I have an online archive of images, some of which reside on Cloud Storage. The archive is hierarchical with four levels, and the appropriate level is accessed using query strings:
a.php?level=image&collection=a&document=b&item=72
The level can be archive, collection, document, or image.
I want to prevent robots from accessing the actual images, primarily to minimise traffic on the cloud storage. So the idea is if they issue a request where the query string level parameter is image ("?level=image"), that request is diverted.
The .htaccess
code below is intended to check the query string for a request from a foreign referrer, and if the request is for an image, direct the request elsewhere:
RewriteEngine On
RewriteCond %{HTTP_HOST}@@%{HTTP_REFERER} !^([^@]*)@@https?://\1
RewriteCond %{QUERY_STRING} ^level=image$
RewriteRule (.*) https://a.co.uk/blank.htm [NC,R,L]
My code appears to have no obvious effect. Can anybody see what I am doing wrong? I do not pretend to have a lot of confidence with .htaccess
code, normally relying on snippets produced by people cleverer than me.
RewriteCond %{QUERY_STRING} ^level=image$
This checks that the query string is exactly equal to level=image
, whereas in your example the level
URL parameter is just one of many (the first one).
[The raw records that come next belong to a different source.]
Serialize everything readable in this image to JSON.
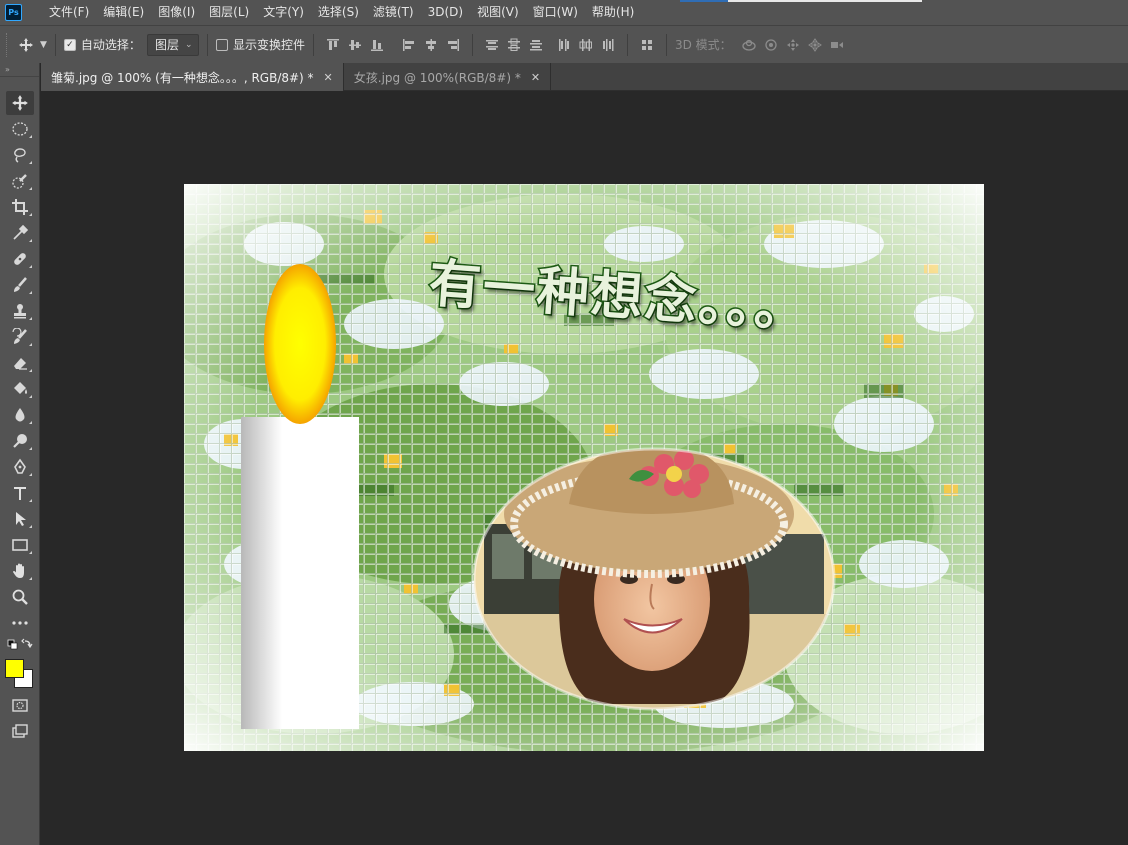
{
  "app": {
    "logo_text": "Ps"
  },
  "menu": {
    "items": [
      "文件(F)",
      "编辑(E)",
      "图像(I)",
      "图层(L)",
      "文字(Y)",
      "选择(S)",
      "滤镜(T)",
      "3D(D)",
      "视图(V)",
      "窗口(W)",
      "帮助(H)"
    ]
  },
  "options": {
    "auto_select_label": "自动选择：",
    "auto_select_checked": true,
    "auto_select_target": "图层",
    "show_transform_label": "显示变换控件",
    "show_transform_checked": false,
    "mode_3d_label": "3D 模式："
  },
  "tabs": [
    {
      "label": "雏菊.jpg @ 100% (有一种想念。。。, RGB/8#) *",
      "active": true
    },
    {
      "label": "女孩.jpg @ 100%(RGB/8#) *",
      "active": false
    }
  ],
  "tools": [
    "move-tool",
    "marquee-tool",
    "lasso-tool",
    "quick-selection-tool",
    "crop-tool",
    "eyedropper-tool",
    "healing-brush-tool",
    "brush-tool",
    "clone-stamp-tool",
    "history-brush-tool",
    "eraser-tool",
    "paint-bucket-tool",
    "blur-tool",
    "dodge-tool",
    "pen-tool",
    "type-tool",
    "path-selection-tool",
    "rectangle-tool",
    "hand-tool",
    "zoom-tool",
    "more-tools"
  ],
  "colors": {
    "foreground": "#ffff00",
    "background": "#ffffff",
    "ui_dark": "#535353",
    "canvas_bg": "#282828"
  },
  "artwork": {
    "title_text": "有一种想念。。。"
  }
}
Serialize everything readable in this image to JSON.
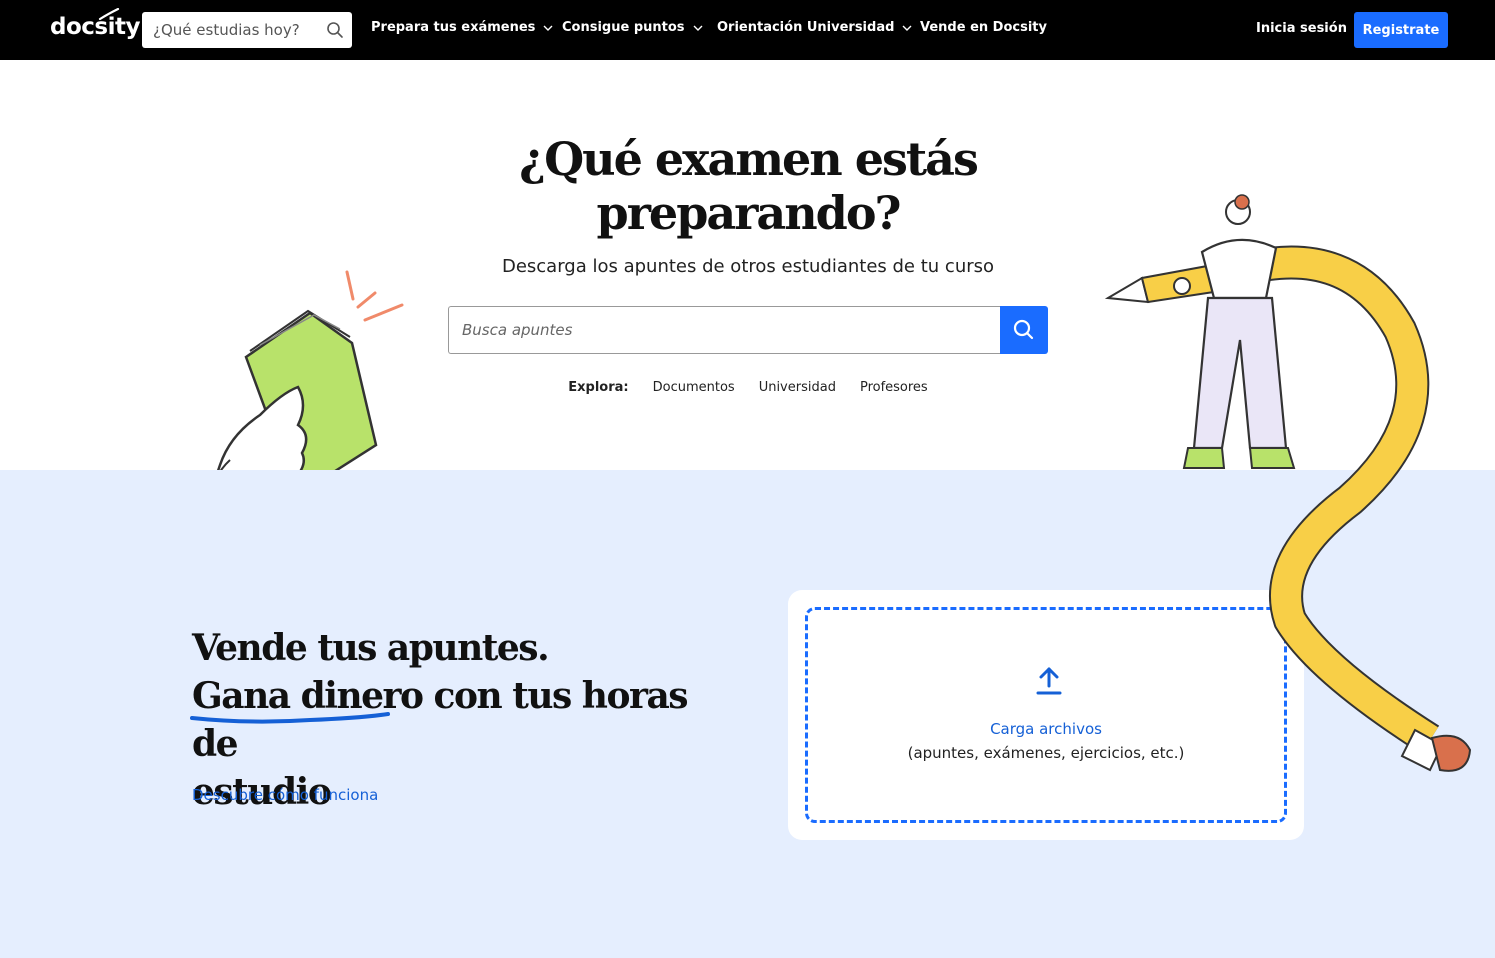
{
  "brand": {
    "logo_text": "docsity"
  },
  "nav": {
    "search_placeholder": "¿Qué estudias hoy?",
    "items": [
      {
        "label": "Prepara tus exámenes"
      },
      {
        "label": "Consigue puntos"
      },
      {
        "label": "Orientación Universidad"
      },
      {
        "label": "Vende en Docsity"
      }
    ],
    "login_label": "Inicia sesión",
    "register_label": "Registrate"
  },
  "hero": {
    "title_line1": "¿Qué examen estás",
    "title_line2": "preparando?",
    "subtitle": "Descarga los apuntes de otros estudiantes de tu curso",
    "search_placeholder": "Busca apuntes",
    "explore_label": "Explora:",
    "explore_links": [
      {
        "label": "Documentos"
      },
      {
        "label": "Universidad"
      },
      {
        "label": "Profesores"
      }
    ]
  },
  "sell": {
    "title_line1": "Vende tus apuntes.",
    "title_highlight": "Gana dinero",
    "title_line2_rest": " con tus horas de",
    "title_line3": "estudio",
    "link": "Descubre cómo funciona",
    "upload_label": "Carga archivos",
    "upload_hint": "(apuntes, exámenes, ejercicios, etc.)"
  },
  "colors": {
    "topbar_bg": "#000000",
    "accent_blue": "#1a6cff",
    "link_blue": "#1560d6",
    "sell_bg": "#e5eefe",
    "pencil_yellow": "#f8cf47",
    "book_green": "#b8e26a"
  },
  "icons": {
    "nav_search": "search-icon",
    "nav_chevron": "chevron-down-icon",
    "hero_search": "search-icon",
    "upload": "upload-icon"
  }
}
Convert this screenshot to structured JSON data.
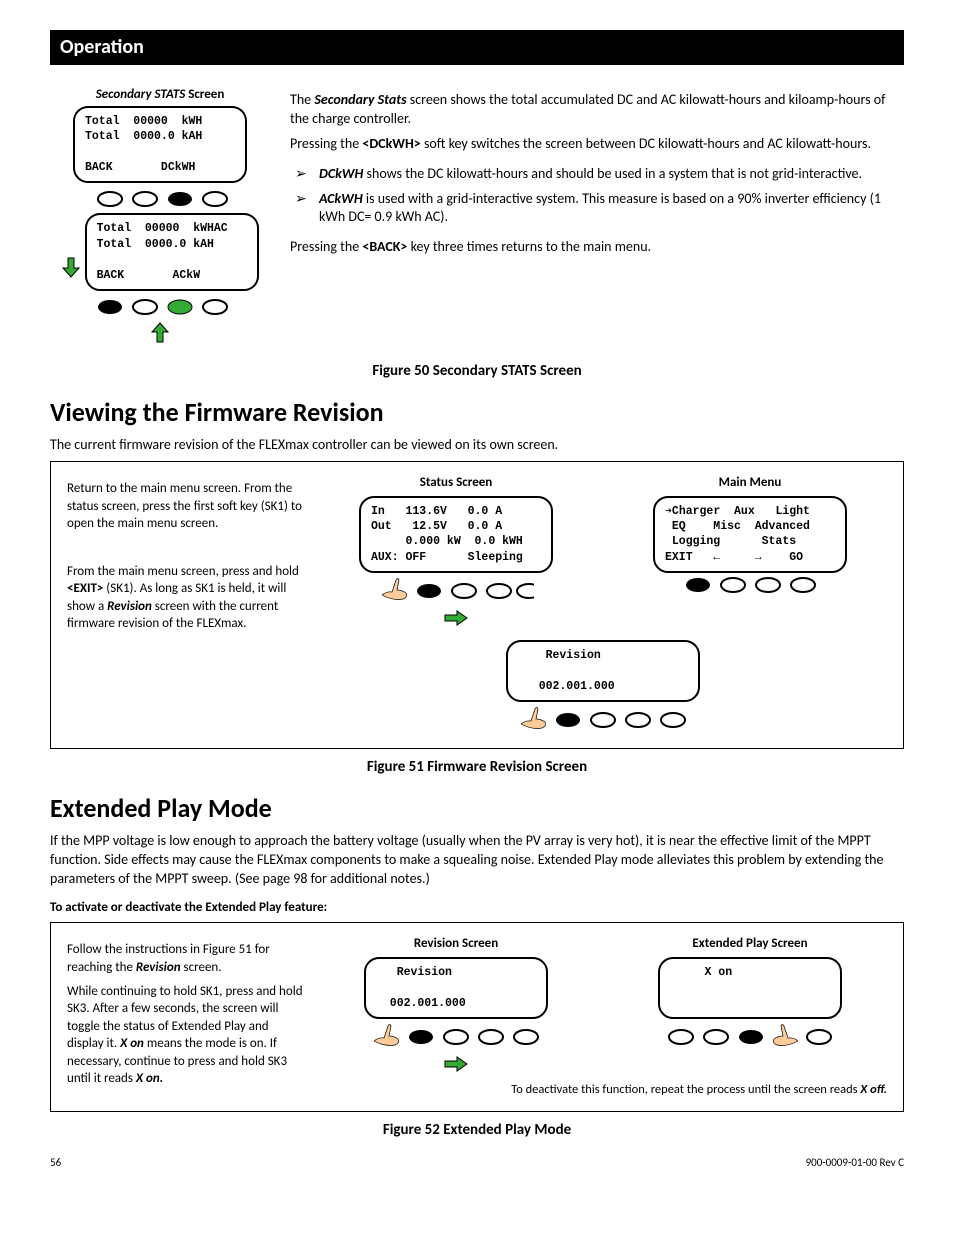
{
  "header": "Operation",
  "s1": {
    "lcd_label_prefix": "Secondary STATS ",
    "lcd_label_suffix": "Screen",
    "lcd1": "Total  00000  kWH\nTotal  0000.0 kAH\n\nBACK       DCkWH",
    "lcd2": "Total  00000  kWHAC\nTotal  0000.0 kAH\n\nBACK       ACkW",
    "p1a": "The ",
    "p1b": "Secondary Stats",
    "p1c": " screen shows the total accumulated DC and AC kilowatt-hours and kiloamp-hours of the charge controller.",
    "p2a": "Pressing the ",
    "p2b": "<DCkWH>",
    "p2c": " soft key switches the screen between DC kilowatt-hours and AC kilowatt-hours.",
    "b1a": "DCkWH",
    "b1b": " shows the DC kilowatt-hours and should be used in a system that is not grid-interactive.",
    "b2a": "ACkWH",
    "b2b": " is used with a grid-interactive system.  This measure is based on a 90% inverter efficiency (1 kWh DC= 0.9 kWh AC).",
    "p3a": "Pressing the ",
    "p3b": "<BACK>",
    "p3c": " key three times returns to the main menu.",
    "fig": "Figure 50       Secondary STATS Screen"
  },
  "h1a": "Viewing the Firmware Revision",
  "p4": "The current firmware revision of the FLEXmax controller can be viewed on its own screen.",
  "s2": {
    "inst1": "Return to the main menu screen.  From the status screen, press the first soft key (SK1) to open the main menu screen.",
    "inst2a": "From the main menu screen, press and hold ",
    "inst2b": "<EXIT>",
    "inst2c": " (SK1).  As long as SK1 is held, it will show a ",
    "inst2d": "Revision",
    "inst2e": " screen with the current firmware revision of the FLEXmax.",
    "status_title": "Status Screen",
    "status_lcd": "In   113.6V   0.0 A\nOut   12.5V   0.0 A\n     0.000 kW  0.0 kWH\nAUX: OFF      Sleeping",
    "main_title": "Main Menu",
    "main_lcd": "➔Charger  Aux   Light\n EQ    Misc  Advanced\n Logging      Stats\nEXIT   ←     →    GO",
    "rev_lcd": "    Revision\n\n   002.001.000",
    "fig": "Figure 51       Firmware Revision Screen"
  },
  "h1b": "Extended Play Mode",
  "p5": "If the MPP voltage is low enough to approach the battery voltage (usually when the PV array is very hot), it is near the effective limit of the MPPT function.  Side effects may cause the FLEXmax components to make a squealing noise.  Extended Play mode alleviates this problem by extending the parameters of the MPPT sweep.  (See page 98 for additional notes.)",
  "s3": {
    "title": "To activate or deactivate the Extended Play feature:",
    "inst1a": "Follow the instructions in Figure 51 for reaching the ",
    "inst1b": "Revision",
    "inst1c": " screen.",
    "inst2a": "While continuing to hold SK1, press and hold SK3.  After a few seconds, the screen will toggle the status of Extended Play and display it.  ",
    "inst2b": "X on",
    "inst2c": " means the mode is on.  If necessary, continue to press  and hold SK3 until it reads ",
    "inst2d": "X on.",
    "rev_title": "Revision Screen",
    "rev_lcd": "   Revision\n\n  002.001.000",
    "ext_title": "Extended Play Screen",
    "ext_lcd": "     X on\n\n ",
    "deact_a": "To deactivate this function, repeat the process until the screen reads ",
    "deact_b": "X off.",
    "fig": "Figure 52       Extended Play Mode"
  },
  "footer": {
    "page": "56",
    "doc": "900-0009-01-00 Rev C"
  }
}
To check that the URL parameter level=image
appears anywhere in the query string then modify the above condition like so:
RewriteCond %{QUERY_STRING} (^|&)level=image($|&)
RewriteCond %{HTTP_HOST}@@%{HTTP_REFERER} !^([^@]*)@@https?://\1
Minor issue, but this would allow referrers where the requested hostname (eg. example.com
) occurs only as a subdomain of the referrer. eg. example.com.referrer.com
. To resolve this, modify the CondPattern to include a trailing slash or end-of-string anchor. For example:
RewriteCond %{HTTP_HOST}@@%{HTTP_REFERER} !^([^@]*)@@https?://\1(/|$)
RewriteRule (.*) https://a.co.uk/blank.htm [NC,R,L]
There's no need for the capturing subpattern. If you only need the rule to be successful for any URL-path then use just ^
to avoid traversing the URL-path. But in your example, the request is for a.php
, not "any URL"?
But why "redirect", rather than simply block the request? As you say, this is for "robots" after all. For example, to send a 403 Forbidden:
RewriteRule ^a\.php$ - [F]
RewriteCond %{HTTP_HOST}@@%{HTTP_REFERER} !^([^@]*)@@https?://\1(/|$)
RewriteCond %{QUERY_STRING} (^|&)level=image($|&)
RewriteRule ^a\.php$ - [F]
Note, however, that search engine "bots" generally don't send a Referer
header at all. And it is trivial for arbitrary bots to fake the Referer
header and circumvent your block.